Avant d’avoir pu lui répondre, Osira’h aperçut le surgeon dans une niche murale. Elle s’avança, les yeux étincelants.
— Est-ce que je peux le toucher ? (Ses pensées tournoyaient, comme elle se rappelait la sensation de flotter dans le réseau du télien, connectée à l’ensemble des prêtres et des arbremondes. Ce réconfort avait été refusé à Nira.) Ma mère était une prêtresse Verte.
Jora’h sourit.
— Bien sûr.
Osira’h tendit la main jusqu’à la frondaison. Des squames d’écorce dorées enveloppaient le tronc mince. Les feuilles en forme de fougère se déployèrent, et elle les caressa, tel un musicien jouant sur les cordes d’un instrument délicat.
Elle ne savait à quoi s’attendre au juste. Ses doigts perçurent un fourmillement, puis une secousse… et son cœur se gonfla dans sa poitrine. Une image lui traversa l’esprit comme un éclair : Nira, qui agrippait des épineux sur Dobro jusqu’à s’ensanglanter les mains, et qui hurlait ses pensées dans les plantes insensibles, incapables d’entrer en contact avec la forêt-monde.

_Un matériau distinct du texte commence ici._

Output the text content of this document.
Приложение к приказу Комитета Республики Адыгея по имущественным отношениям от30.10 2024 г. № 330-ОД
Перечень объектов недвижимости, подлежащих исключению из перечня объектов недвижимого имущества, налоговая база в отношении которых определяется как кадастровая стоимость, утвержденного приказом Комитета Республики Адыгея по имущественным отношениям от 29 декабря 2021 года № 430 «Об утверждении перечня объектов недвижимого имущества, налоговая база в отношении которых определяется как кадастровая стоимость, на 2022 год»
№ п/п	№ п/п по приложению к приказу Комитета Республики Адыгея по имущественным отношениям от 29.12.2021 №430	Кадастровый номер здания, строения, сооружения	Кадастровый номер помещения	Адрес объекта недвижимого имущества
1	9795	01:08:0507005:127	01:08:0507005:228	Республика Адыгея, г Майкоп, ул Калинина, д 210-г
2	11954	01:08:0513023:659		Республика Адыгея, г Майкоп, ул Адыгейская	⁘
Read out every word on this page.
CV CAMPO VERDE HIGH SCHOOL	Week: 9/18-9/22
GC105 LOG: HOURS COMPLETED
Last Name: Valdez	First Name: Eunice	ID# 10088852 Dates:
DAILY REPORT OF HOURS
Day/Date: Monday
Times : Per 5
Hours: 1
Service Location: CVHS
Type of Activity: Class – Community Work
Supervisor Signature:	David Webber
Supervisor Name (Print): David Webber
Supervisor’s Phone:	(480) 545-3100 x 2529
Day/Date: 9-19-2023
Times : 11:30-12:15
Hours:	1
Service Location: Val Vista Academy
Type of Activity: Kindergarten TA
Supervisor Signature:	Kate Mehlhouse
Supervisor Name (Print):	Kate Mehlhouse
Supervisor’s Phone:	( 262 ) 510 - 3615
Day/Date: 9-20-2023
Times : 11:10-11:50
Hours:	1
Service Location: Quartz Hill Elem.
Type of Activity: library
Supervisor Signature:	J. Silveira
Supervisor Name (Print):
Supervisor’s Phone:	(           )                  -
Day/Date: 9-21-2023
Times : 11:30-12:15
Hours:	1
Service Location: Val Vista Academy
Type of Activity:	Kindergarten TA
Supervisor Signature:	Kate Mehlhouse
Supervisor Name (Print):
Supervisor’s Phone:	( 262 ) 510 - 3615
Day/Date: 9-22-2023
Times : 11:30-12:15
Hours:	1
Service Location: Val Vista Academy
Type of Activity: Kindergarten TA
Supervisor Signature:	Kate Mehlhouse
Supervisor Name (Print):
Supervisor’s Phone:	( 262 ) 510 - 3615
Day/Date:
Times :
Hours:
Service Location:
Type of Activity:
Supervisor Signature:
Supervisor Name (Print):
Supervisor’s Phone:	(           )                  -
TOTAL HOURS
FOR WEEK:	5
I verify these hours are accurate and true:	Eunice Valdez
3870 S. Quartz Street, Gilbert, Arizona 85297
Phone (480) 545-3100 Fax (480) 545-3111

Puis, comme en réponse à sa peine, un souvenir plus doux émergea. Elle revit le jour où les arbremondes avaient accepté Nira, l’accueillant en eux, se connectant à elle jusqu’au niveau cellulaire, altérant sa physiologie afin qu’elle devienne une partie de l’esprit vaste et paisible de la forêt. Oh, quelle joie elle avait ressentie quand l’univers entier s’était ouvert à elle !
Osira’h desserra sa prise. Le surgeon tressaillait, mais elle n’avait pas accompli un lien complet… pas comme celui d’un prêtre Vert. Néanmoins, l’émerveillement muet qu’elle éprouvait la fit sourire.
— Je vois que cela te rend heureuse, dit Jora’h. Je ferai tout ce qui est en mon pouvoir pour te voir ainsi, avant que tu… partes. (Il arpentait sa chambre. Puis il se tourna vers elle.) Cela ne saurait tarder. J’attends un rapport de mes vaisseaux éclaireurs au sujet de ce qui se passe sur Hyrillka. (Il secoua la tête.) Mais je ne devrais pas me laisser distraire. Cela ne te concerne pas. Il ne s’agit que d’un autre problème impérial à gérer.
Elle garda le silence, attendant qu’il poursuive.
— Je veux passer du temps avec toi. Te connaître. Toi qui es ma fille, je t’ai affligée d’un si lourd fardeau… J’ai pensé que nous pourrions visiter Mijistra, les musées, ou aller sur les canaux.
Ses mots se tarirent, lorsqu’elle répondit :
— Yazra’h m’a déjà montré.
Il s’assit sur ses coussins.
— Alors, le plus important que je puisse faire pour toi – pour nous deux – est de te raconter ce que je sais sur ta mère. Nira était… particulière à mes yeux.
— Aujourd’hui, elle est morte.
Sa phrase le blessa.
— Oui.
Osira’h savait tout de sa mère, de la manière la plus brute. Néanmoins, elle décida de mettre son père à l’épreuve. Curieuse de voir si ses explications se conformaient à la vérité, elle le laissa s’exprimer avec ses propres mots.